HPC and Data for Lattice QCD
SGE
Generic information
Realtime
To use the realtime (and not CPU time of apemaster) for accounting and scheduling
set
execd_params to
SHARETREE_RESERVED_USAGE, ACCT_RESERVED_USAGE
(see
qconf -sconf and sge_conf(5)), AND set
control_slaves to
FALSE and
job_is_first_task to
TRUE
in all parallel environments.
Priorities
Useful documentation
The job priorities are calculated by
job_priority = weight_urgency * normalized_urgency_value +
weight_ticket * normalized_ticket_value +
weight_POSIX_priority * normalized_POSIX_priority_value
As can be seen from our scheduler configuration (
qconf -ssconf),
only ticket priority is used (
weight_priority seems to be the
weight_POSIX_priority, but it is not mentioned at all in sched_conf(5)).
halftime and
compensation_factor are the important
parameters for this scheduling.
From the sched_conf(5):
halftime
When executing under a share based policy, the scheduler "ages" (i.e.
decreases) usage to implement a sliding window for achieving the share
entitlements as defined by the share tree.
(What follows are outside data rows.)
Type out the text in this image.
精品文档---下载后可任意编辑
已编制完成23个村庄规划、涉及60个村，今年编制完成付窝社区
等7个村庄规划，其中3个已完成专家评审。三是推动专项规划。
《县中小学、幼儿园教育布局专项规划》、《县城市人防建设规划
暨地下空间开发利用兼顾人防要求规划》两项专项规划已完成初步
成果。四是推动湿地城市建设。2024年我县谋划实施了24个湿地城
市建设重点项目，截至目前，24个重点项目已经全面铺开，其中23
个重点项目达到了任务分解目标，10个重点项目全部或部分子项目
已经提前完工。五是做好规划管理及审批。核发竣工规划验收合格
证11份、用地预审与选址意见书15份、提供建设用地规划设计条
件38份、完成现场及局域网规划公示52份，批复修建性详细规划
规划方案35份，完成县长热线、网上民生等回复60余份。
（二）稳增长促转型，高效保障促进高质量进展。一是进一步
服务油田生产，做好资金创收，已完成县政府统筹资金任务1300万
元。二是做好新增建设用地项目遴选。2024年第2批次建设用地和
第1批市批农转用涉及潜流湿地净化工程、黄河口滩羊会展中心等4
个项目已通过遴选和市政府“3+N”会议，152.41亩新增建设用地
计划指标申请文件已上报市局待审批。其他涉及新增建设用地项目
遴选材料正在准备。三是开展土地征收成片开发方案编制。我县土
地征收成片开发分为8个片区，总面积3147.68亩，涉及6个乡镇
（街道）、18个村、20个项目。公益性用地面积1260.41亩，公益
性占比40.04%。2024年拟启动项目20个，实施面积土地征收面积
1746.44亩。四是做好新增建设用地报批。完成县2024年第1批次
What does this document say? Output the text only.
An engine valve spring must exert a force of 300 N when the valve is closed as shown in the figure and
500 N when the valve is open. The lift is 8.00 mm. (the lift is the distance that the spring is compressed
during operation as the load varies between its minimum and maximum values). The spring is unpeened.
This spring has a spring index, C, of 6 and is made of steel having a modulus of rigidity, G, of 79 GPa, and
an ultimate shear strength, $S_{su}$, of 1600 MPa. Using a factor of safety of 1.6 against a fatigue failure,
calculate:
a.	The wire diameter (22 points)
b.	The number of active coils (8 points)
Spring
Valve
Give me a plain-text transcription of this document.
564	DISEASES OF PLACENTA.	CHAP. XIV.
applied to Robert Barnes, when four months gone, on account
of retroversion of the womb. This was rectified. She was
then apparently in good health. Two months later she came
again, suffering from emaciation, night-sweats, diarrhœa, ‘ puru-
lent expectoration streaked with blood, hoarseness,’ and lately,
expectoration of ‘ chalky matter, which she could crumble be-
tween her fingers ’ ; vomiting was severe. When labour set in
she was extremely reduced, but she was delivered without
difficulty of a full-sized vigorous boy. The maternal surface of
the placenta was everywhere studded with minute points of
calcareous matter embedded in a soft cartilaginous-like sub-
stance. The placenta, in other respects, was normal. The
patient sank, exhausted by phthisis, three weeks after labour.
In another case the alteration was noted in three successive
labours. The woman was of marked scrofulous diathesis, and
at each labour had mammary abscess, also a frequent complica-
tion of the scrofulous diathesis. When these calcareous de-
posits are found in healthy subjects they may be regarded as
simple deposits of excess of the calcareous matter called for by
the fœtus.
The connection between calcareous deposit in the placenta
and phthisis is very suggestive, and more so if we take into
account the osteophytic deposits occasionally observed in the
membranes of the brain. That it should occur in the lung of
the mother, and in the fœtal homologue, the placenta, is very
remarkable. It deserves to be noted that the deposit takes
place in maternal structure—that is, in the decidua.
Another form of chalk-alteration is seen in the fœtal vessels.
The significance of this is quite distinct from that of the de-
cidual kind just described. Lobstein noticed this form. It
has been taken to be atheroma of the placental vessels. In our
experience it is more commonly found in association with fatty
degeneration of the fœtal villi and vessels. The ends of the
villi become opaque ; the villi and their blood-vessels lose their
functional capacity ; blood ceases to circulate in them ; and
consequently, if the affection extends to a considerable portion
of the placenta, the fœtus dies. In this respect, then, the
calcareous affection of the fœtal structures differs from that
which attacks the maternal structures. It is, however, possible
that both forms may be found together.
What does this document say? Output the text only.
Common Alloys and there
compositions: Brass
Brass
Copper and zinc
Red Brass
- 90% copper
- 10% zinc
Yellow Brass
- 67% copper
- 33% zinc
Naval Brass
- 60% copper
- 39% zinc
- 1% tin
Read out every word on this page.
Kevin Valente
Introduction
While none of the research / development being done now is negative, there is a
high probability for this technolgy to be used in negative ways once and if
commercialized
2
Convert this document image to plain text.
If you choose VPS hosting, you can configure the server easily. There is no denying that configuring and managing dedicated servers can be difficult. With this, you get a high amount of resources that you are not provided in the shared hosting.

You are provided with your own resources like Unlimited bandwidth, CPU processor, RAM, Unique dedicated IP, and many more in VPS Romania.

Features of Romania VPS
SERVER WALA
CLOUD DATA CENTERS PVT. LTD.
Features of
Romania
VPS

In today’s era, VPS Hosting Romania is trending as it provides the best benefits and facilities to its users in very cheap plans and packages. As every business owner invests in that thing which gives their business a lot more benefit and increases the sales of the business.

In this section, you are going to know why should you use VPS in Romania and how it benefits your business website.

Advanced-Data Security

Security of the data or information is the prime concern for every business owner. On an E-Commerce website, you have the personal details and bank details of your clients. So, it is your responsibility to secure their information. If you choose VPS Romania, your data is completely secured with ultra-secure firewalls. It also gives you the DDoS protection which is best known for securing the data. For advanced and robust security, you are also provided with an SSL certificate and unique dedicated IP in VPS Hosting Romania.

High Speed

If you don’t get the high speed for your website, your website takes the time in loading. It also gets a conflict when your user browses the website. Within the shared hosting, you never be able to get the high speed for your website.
The halftime defines the
time interval in which accumulated usage will have been decayed to half
its original value. Valid values are specified of type time as
specified in queue_conf(5).
compensation_factor
Determines how fast Grid Engine should compensate for past usage below
of above the share entitlement defined in the share tree. Recommended
values are between 2 and 10, where 10 means faster compensation.
Old HOWTO
Handling projects in GRD
* Adding a new project
- For each project a GRD user access list (ACL) has to be defined:
qconf -au user1[,user2,...] acl_name
(Note: acl_name should be equal to project name)
and define name and acl (user access list defined before).
- To enforce definition of a project for each job, the list of projects
has to appear in the board queue configuration. In order to avoid
modification of all board queues this is only done for board zero of
each unit, i.e. queues matching b??0.
* Other useful commands:
- Show list of access lists: qconf -sul
- Show user access list: qconf -su acl_name
- Modify access list: qconf -mu acl_name
- Add user to access list: qconf -au user1[,user2,...] acl_name
- Delete user from access list: qconf -du user1[,user2,...] acl_name
- Show list of projects: qconf -sprjl
- Modify project: qconf -mprj prj_name
- Delete project: qconf -dprj prj_name
* Hints:
Users do not have to define a project for every qsub (or in every job
script). They simply have to generate a file $HOME/.grd_request or
./grd_request (in the submit directory) and add the line '-P prj_name'.